Inilah yang memicu, publik berkomentar bahwa, menonton Liga 1 itu aneh. Karena publik sepakbola nasional harus menyaksikan setiap pertandingan Liga 1 yang sulit ditebak, karena setiap tim wajib memainkan tiga pemain u-23 di 45 menit babak pertama, tidak ada penawaran. Namun, pemain asing atau  marquee player malah boleh berusia tua.
Sebagai ilustrasi, kala menyaksikan Persib versus Arema. Baik Persib maupun Arema, kebetulan memiliki pemain muda di bawah 23 tahun yang kemampuannya sudah dapat mengimbangi pemain senior. Namun, Persib yang didukung oleh marquee player,ternyata tidak mampu lepas dari permainan ketat Arema dan akhirnya ditahan imbang. Publik memang hadir memenuhi Stadion, atau setia di depan layar televisi, berharap menyaksikan pertandingan berkualitas pembukaan Liga 1. Nyatanya, marquee playeryang digadang-gadang bukan hanya untuk menaikkan gengsi tim/sepakbola nasional, justru kedodoran fisiknya karena harus mengimbangi pemain-pemain muda yang masih memiliki kemampuan fisik tinggi. Pertandingan Persib-Arema memang berlangsung ketat, namun aneh karena ada pemain yang fisiknya kedodoran, cara berlarinya juga terlihat jauh dari level kasta tertinggi, karena dimakan usia.
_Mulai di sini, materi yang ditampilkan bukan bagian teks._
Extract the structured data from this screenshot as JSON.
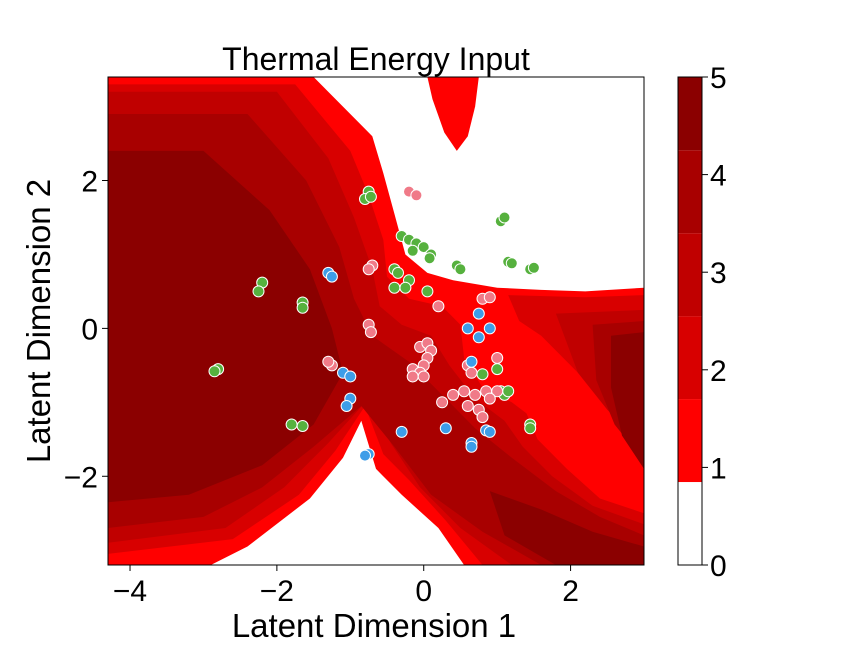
{
  "chart_data": {
    "type": "contour-scatter",
    "title": "Thermal Energy Input",
    "xlabel": "Latent Dimension 1",
    "ylabel": "Latent Dimension 2",
    "xlim": [
      -4.3,
      3.0
    ],
    "ylim": [
      -3.2,
      3.4
    ],
    "x_ticks": [
      -4,
      -2,
      0,
      2
    ],
    "y_ticks": [
      -2,
      0,
      2
    ],
    "x_tick_labels": [
      "−4",
      "−2",
      "0",
      "2"
    ],
    "y_tick_labels": [
      "−2",
      "0",
      "2"
    ],
    "grid": false,
    "colorbar": {
      "ticks": [
        0,
        1,
        2,
        3,
        4,
        5
      ],
      "tick_labels": [
        "0",
        "1",
        "2",
        "3",
        "4",
        "5"
      ],
      "range": [
        0,
        5
      ],
      "levels": [
        {
          "from": 0.0,
          "to": 0.85,
          "color": "#ffffff"
        },
        {
          "from": 0.85,
          "to": 1.7,
          "color": "#ff0000"
        },
        {
          "from": 1.7,
          "to": 2.55,
          "color": "#d80000"
        },
        {
          "from": 2.55,
          "to": 3.4,
          "color": "#c00000"
        },
        {
          "from": 3.4,
          "to": 4.25,
          "color": "#a80000"
        },
        {
          "from": 4.25,
          "to": 5.0,
          "color": "#8b0000"
        }
      ]
    },
    "contour_regions": [
      {
        "level": 1,
        "color": "#ff0000",
        "points": [
          [
            -4.3,
            3.4
          ],
          [
            -1.5,
            3.4
          ],
          [
            -0.7,
            2.6
          ],
          [
            -0.55,
            2.1
          ],
          [
            -0.4,
            1.55
          ],
          [
            -0.25,
            1.0
          ],
          [
            0.05,
            0.75
          ],
          [
            0.4,
            0.65
          ],
          [
            1.0,
            0.55
          ],
          [
            1.6,
            0.52
          ],
          [
            2.2,
            0.5
          ],
          [
            3.0,
            0.55
          ],
          [
            3.0,
            -3.2
          ],
          [
            0.55,
            -3.2
          ],
          [
            0.2,
            -2.7
          ],
          [
            -0.3,
            -2.25
          ],
          [
            -0.65,
            -1.9
          ],
          [
            -0.85,
            -1.25
          ],
          [
            -1.1,
            -1.75
          ],
          [
            -1.55,
            -2.3
          ],
          [
            -2.4,
            -2.95
          ],
          [
            -2.9,
            -3.2
          ],
          [
            -4.3,
            -3.2
          ]
        ]
      },
      {
        "level": 1,
        "color": "#ff0000",
        "points": [
          [
            0.05,
            3.4
          ],
          [
            0.75,
            3.4
          ],
          [
            0.7,
            3.0
          ],
          [
            0.6,
            2.6
          ],
          [
            0.45,
            2.4
          ],
          [
            0.28,
            2.65
          ],
          [
            0.12,
            3.1
          ]
        ]
      },
      {
        "level": 2,
        "color": "#d80000",
        "points": [
          [
            -4.3,
            3.3
          ],
          [
            -1.75,
            3.3
          ],
          [
            -1.0,
            2.4
          ],
          [
            -0.75,
            1.8
          ],
          [
            -0.55,
            1.2
          ],
          [
            -0.5,
            0.7
          ],
          [
            -0.2,
            0.4
          ],
          [
            0.25,
            0.3
          ],
          [
            0.5,
            0.05
          ],
          [
            0.55,
            -0.4
          ],
          [
            0.8,
            -0.8
          ],
          [
            1.2,
            -1.0
          ],
          [
            1.4,
            -1.15
          ],
          [
            1.55,
            -1.5
          ],
          [
            1.95,
            -1.9
          ],
          [
            2.4,
            -2.3
          ],
          [
            3.0,
            -2.5
          ],
          [
            3.0,
            -3.2
          ],
          [
            0.8,
            -3.2
          ],
          [
            0.3,
            -2.6
          ],
          [
            -0.2,
            -2.05
          ],
          [
            -0.55,
            -1.7
          ],
          [
            -0.8,
            -1.05
          ],
          [
            -1.2,
            -1.65
          ],
          [
            -1.7,
            -2.25
          ],
          [
            -2.6,
            -2.85
          ],
          [
            -4.3,
            -3.05
          ]
        ]
      },
      {
        "level": 2,
        "color": "#d80000",
        "points": [
          [
            1.15,
            0.45
          ],
          [
            2.2,
            0.42
          ],
          [
            3.0,
            0.45
          ],
          [
            3.0,
            -1.3
          ],
          [
            2.4,
            -0.9
          ],
          [
            2.0,
            -0.5
          ],
          [
            1.6,
            -0.1
          ],
          [
            1.3,
            0.1
          ]
        ]
      },
      {
        "level": 3,
        "color": "#c00000",
        "points": [
          [
            -4.3,
            3.2
          ],
          [
            -2.0,
            3.2
          ],
          [
            -1.3,
            2.3
          ],
          [
            -0.95,
            1.5
          ],
          [
            -0.7,
            0.8
          ],
          [
            -0.6,
            0.3
          ],
          [
            -0.3,
            0.05
          ],
          [
            0.1,
            -0.1
          ],
          [
            0.35,
            -0.5
          ],
          [
            0.7,
            -0.95
          ],
          [
            1.1,
            -1.25
          ],
          [
            1.35,
            -1.6
          ],
          [
            1.75,
            -2.0
          ],
          [
            2.3,
            -2.4
          ],
          [
            3.0,
            -2.65
          ],
          [
            3.0,
            -3.2
          ],
          [
            1.2,
            -3.2
          ],
          [
            0.5,
            -2.7
          ],
          [
            -0.05,
            -2.15
          ],
          [
            -0.45,
            -1.55
          ],
          [
            -0.75,
            -0.95
          ],
          [
            -1.3,
            -1.55
          ],
          [
            -1.9,
            -2.15
          ],
          [
            -2.7,
            -2.7
          ],
          [
            -4.3,
            -2.9
          ]
        ]
      },
      {
        "level": 3,
        "color": "#c00000",
        "points": [
          [
            1.8,
            0.2
          ],
          [
            3.0,
            0.25
          ],
          [
            3.0,
            -1.6
          ],
          [
            2.5,
            -1.1
          ],
          [
            2.1,
            -0.6
          ]
        ]
      },
      {
        "level": 4,
        "color": "#a80000",
        "points": [
          [
            -4.3,
            2.9
          ],
          [
            -2.4,
            2.9
          ],
          [
            -1.6,
            2.0
          ],
          [
            -1.15,
            1.1
          ],
          [
            -0.95,
            0.4
          ],
          [
            -0.7,
            -0.1
          ],
          [
            -0.2,
            -0.45
          ],
          [
            0.3,
            -0.95
          ],
          [
            0.7,
            -1.35
          ],
          [
            1.2,
            -1.75
          ],
          [
            1.8,
            -2.2
          ],
          [
            2.4,
            -2.55
          ],
          [
            3.0,
            -2.8
          ],
          [
            3.0,
            -3.2
          ],
          [
            1.6,
            -3.2
          ],
          [
            0.8,
            -2.75
          ],
          [
            0.1,
            -2.25
          ],
          [
            -0.4,
            -1.6
          ],
          [
            -0.85,
            -1.05
          ],
          [
            -1.5,
            -1.6
          ],
          [
            -2.2,
            -2.15
          ],
          [
            -3.0,
            -2.55
          ],
          [
            -4.3,
            -2.7
          ]
        ]
      },
      {
        "level": 4,
        "color": "#a80000",
        "points": [
          [
            2.3,
            0.05
          ],
          [
            3.0,
            0.1
          ],
          [
            3.0,
            -1.8
          ],
          [
            2.6,
            -1.3
          ],
          [
            2.35,
            -0.7
          ]
        ]
      },
      {
        "level": 5,
        "color": "#8b0000",
        "points": [
          [
            -4.3,
            2.4
          ],
          [
            -3.0,
            2.4
          ],
          [
            -2.1,
            1.6
          ],
          [
            -1.55,
            0.8
          ],
          [
            -1.25,
            0.0
          ],
          [
            -1.1,
            -0.6
          ],
          [
            -1.5,
            -1.3
          ],
          [
            -2.2,
            -1.85
          ],
          [
            -3.2,
            -2.25
          ],
          [
            -4.3,
            -2.35
          ]
        ]
      },
      {
        "level": 5,
        "color": "#8b0000",
        "points": [
          [
            0.9,
            -2.2
          ],
          [
            1.6,
            -2.45
          ],
          [
            2.3,
            -2.75
          ],
          [
            3.0,
            -2.95
          ],
          [
            3.0,
            -3.2
          ],
          [
            1.8,
            -3.2
          ],
          [
            1.1,
            -2.8
          ]
        ]
      },
      {
        "level": 5,
        "color": "#8b0000",
        "points": [
          [
            2.55,
            -0.1
          ],
          [
            3.0,
            -0.05
          ],
          [
            3.0,
            -1.9
          ],
          [
            2.7,
            -1.45
          ],
          [
            2.55,
            -0.8
          ]
        ]
      }
    ],
    "series": [
      {
        "color": "#56b13e",
        "points": [
          [
            -0.75,
            1.85
          ],
          [
            -0.8,
            1.75
          ],
          [
            -0.72,
            1.78
          ],
          [
            -0.3,
            1.25
          ],
          [
            -0.2,
            1.2
          ],
          [
            -0.1,
            1.15
          ],
          [
            -0.15,
            1.05
          ],
          [
            0.0,
            1.1
          ],
          [
            0.1,
            1.0
          ],
          [
            0.08,
            0.95
          ],
          [
            -0.4,
            0.8
          ],
          [
            -0.35,
            0.75
          ],
          [
            -0.2,
            0.65
          ],
          [
            -0.25,
            0.55
          ],
          [
            -0.4,
            0.55
          ],
          [
            0.05,
            0.5
          ],
          [
            0.45,
            0.85
          ],
          [
            0.5,
            0.8
          ],
          [
            1.05,
            1.45
          ],
          [
            1.1,
            1.5
          ],
          [
            1.15,
            0.9
          ],
          [
            1.2,
            0.88
          ],
          [
            1.45,
            0.8
          ],
          [
            1.5,
            0.82
          ],
          [
            -2.2,
            0.62
          ],
          [
            -2.25,
            0.5
          ],
          [
            -1.65,
            0.35
          ],
          [
            -1.65,
            0.28
          ],
          [
            -2.8,
            -0.55
          ],
          [
            -2.85,
            -0.58
          ],
          [
            -1.8,
            -1.3
          ],
          [
            -1.65,
            -1.32
          ],
          [
            1.0,
            -0.55
          ],
          [
            1.05,
            -0.85
          ],
          [
            1.1,
            -0.9
          ],
          [
            1.15,
            -0.85
          ],
          [
            1.45,
            -1.3
          ],
          [
            1.45,
            -1.35
          ],
          [
            0.8,
            -0.62
          ]
        ]
      },
      {
        "color": "#f07a88",
        "points": [
          [
            -0.2,
            1.85
          ],
          [
            -0.1,
            1.8
          ],
          [
            -0.7,
            0.85
          ],
          [
            -0.75,
            0.8
          ],
          [
            0.2,
            0.3
          ],
          [
            0.8,
            0.4
          ],
          [
            0.9,
            0.42
          ],
          [
            -0.75,
            0.05
          ],
          [
            -0.72,
            -0.05
          ],
          [
            -0.05,
            -0.25
          ],
          [
            0.05,
            -0.2
          ],
          [
            0.1,
            -0.3
          ],
          [
            0.05,
            -0.4
          ],
          [
            0.0,
            -0.5
          ],
          [
            -0.15,
            -0.55
          ],
          [
            -0.05,
            -0.6
          ],
          [
            -0.15,
            -0.65
          ],
          [
            0.0,
            -0.65
          ],
          [
            0.6,
            -0.5
          ],
          [
            0.65,
            -0.6
          ],
          [
            1.0,
            -0.4
          ],
          [
            0.55,
            -0.85
          ],
          [
            0.7,
            -0.9
          ],
          [
            0.85,
            -0.85
          ],
          [
            1.0,
            -0.85
          ],
          [
            0.9,
            -0.95
          ],
          [
            0.4,
            -0.9
          ],
          [
            0.25,
            -1.0
          ],
          [
            0.6,
            -1.05
          ],
          [
            0.75,
            -1.1
          ],
          [
            0.8,
            -1.2
          ],
          [
            -1.25,
            -0.5
          ],
          [
            -1.3,
            -0.45
          ]
        ]
      },
      {
        "color": "#3d9de8",
        "points": [
          [
            -1.3,
            0.75
          ],
          [
            -1.25,
            0.7
          ],
          [
            0.6,
            0.0
          ],
          [
            0.75,
            0.2
          ],
          [
            0.75,
            -0.12
          ],
          [
            0.9,
            0.0
          ],
          [
            0.65,
            -0.45
          ],
          [
            -1.1,
            -0.6
          ],
          [
            -1.0,
            -0.65
          ],
          [
            -1.0,
            -0.95
          ],
          [
            -1.05,
            -1.05
          ],
          [
            -0.75,
            -1.7
          ],
          [
            -0.8,
            -1.72
          ],
          [
            -0.3,
            -1.4
          ],
          [
            0.3,
            -1.35
          ],
          [
            0.65,
            -1.55
          ],
          [
            0.65,
            -1.6
          ],
          [
            0.85,
            -1.38
          ],
          [
            0.9,
            -1.4
          ]
        ]
      }
    ]
  }
}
Persib dan Arema memang tidak kesulitan memasang pemain U-23  karena kedua tim ini memiliki pemain muda yang bertalenta dan bahkan sudah direkrut dalam timnas U-22, meski pengalamannya masih jauh  dari pemain senior lainnya, namun seluruh pemain bintang kedua tim tetap tidak dapat turun sejak kick off dimulai. Hasilnya, sejak awal hingga akhir pertandingan, publik tidak dapat menyakiskan pertandingan hebat sekelas kasta tertinggi sejak menit awal. Bagaimana pula dengan kontestan lain, yang pemain U-23nya belum selevel pemain-pemain U-23 Persib dan Arema?
Sementara  ilustrasi di pertandingan lain, publik dibuat geregetan karena di babak pertama seperti menonton kompetisi sepakbola antar kampung. Bagiamana tidak, karena terpaksa harus menurunkan pemain U-23 di 45 menit babak pertama, sementara pemain U-23 masih belum dapat mengimbangi permainan seniornya, hasilnya, jangankan membuat tim mengimbangi lawan, strategi permainan tim sendiri juga tidak dapat berjalan karena adanya perbedaan kualitas pemain muda dan senior. Nampak jelas, kebingungan, strategi dan pola pelatih yang tidak dapat dikembangkan pemain, hingga salah kontrol dan salah passing.